Soybean prices fell again on the Chicago Stock Exchange this Wednesday (28/8) after a brief rally driven by deteriorating crop conditions in the United States. Contracts for November fell 0.96% to settle at US$9.77 a bushel, reflecting recent rains that fueled expectations of a good harvest in the country.
According to the consultancy Granar, in production states such as Illinois, Indiana and Ohio, there was a loss of strength in prices after rains, which improve soil moisture and benefit the final stage of oilseed yield. Additionally, early harvest has already begun in states such as Louisiana, Arkansas and Mississippi, where all-time record production is expected.
According to the United States Department of Agriculture’s (USDA) latest estimate, soybean production for the 2024/25 cycle is at 124.90 million tonnes, surpassing the previous season’s 113.34 million tonnes.

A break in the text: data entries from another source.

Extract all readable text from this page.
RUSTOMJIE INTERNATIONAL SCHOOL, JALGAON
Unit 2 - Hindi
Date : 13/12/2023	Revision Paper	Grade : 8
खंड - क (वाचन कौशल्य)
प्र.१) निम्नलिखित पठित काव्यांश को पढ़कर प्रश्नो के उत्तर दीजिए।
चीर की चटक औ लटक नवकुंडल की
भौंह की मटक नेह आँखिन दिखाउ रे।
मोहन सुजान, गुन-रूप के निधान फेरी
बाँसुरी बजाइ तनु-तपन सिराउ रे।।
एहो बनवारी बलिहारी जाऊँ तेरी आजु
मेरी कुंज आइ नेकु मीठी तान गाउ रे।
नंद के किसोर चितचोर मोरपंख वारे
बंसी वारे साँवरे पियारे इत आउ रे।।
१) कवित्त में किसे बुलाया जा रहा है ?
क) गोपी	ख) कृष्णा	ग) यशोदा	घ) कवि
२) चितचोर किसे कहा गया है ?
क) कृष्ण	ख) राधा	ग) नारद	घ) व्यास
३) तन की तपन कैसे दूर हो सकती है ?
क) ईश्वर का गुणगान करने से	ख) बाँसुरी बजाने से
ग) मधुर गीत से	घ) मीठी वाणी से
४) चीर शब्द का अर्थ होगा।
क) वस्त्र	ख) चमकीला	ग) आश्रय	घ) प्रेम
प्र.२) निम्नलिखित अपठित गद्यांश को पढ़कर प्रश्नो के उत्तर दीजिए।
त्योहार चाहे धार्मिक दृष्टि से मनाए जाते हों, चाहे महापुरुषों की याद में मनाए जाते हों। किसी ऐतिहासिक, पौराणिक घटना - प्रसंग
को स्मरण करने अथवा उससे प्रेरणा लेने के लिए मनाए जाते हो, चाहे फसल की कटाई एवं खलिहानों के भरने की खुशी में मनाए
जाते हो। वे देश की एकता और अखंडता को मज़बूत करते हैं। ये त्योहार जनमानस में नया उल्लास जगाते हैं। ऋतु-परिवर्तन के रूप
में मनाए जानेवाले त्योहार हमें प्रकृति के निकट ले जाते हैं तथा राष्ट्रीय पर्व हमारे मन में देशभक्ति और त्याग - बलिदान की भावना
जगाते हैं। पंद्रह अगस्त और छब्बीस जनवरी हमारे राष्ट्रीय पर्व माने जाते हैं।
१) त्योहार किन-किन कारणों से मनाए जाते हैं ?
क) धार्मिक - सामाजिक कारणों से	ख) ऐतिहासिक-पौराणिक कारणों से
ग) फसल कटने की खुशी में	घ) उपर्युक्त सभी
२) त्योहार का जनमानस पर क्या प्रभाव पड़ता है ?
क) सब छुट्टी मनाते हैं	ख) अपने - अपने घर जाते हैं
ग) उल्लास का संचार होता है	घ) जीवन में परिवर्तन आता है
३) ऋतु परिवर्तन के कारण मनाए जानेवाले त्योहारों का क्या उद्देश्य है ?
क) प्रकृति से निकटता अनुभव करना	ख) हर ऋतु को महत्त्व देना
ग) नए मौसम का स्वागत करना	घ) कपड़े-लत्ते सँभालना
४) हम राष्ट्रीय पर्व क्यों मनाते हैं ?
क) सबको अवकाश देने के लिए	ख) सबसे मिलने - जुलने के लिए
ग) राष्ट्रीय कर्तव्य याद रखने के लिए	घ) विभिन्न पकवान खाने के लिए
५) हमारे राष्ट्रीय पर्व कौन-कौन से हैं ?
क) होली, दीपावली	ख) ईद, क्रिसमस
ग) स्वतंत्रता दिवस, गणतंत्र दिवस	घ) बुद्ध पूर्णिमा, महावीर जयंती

Corn and Wheat: Movements on the Chicago Stock Exchange
Corn also fell on the Chicago Stock Exchange, with December contracts down 0.51% at US$3.9075 a bushel. Recent rains on US crops have put pressure on prices, although harvest has begun in some areas in the final stages of growth. Estimated production for 2024/25 is 384.74 million tonnes, slightly lower than the previous harvest’s 390 million.
Wheat, on the other hand, edged up slightly, with December contracts up 1.12% at US$5.4150 a bushel. Despite the prospect of increased supply, the rise was driven by speculative movements. Consultancy Statistics Canada predicts a 4.3% growth in the country’s wheat output, totaling 34.4 million tonnes in the 2024/25 harvest.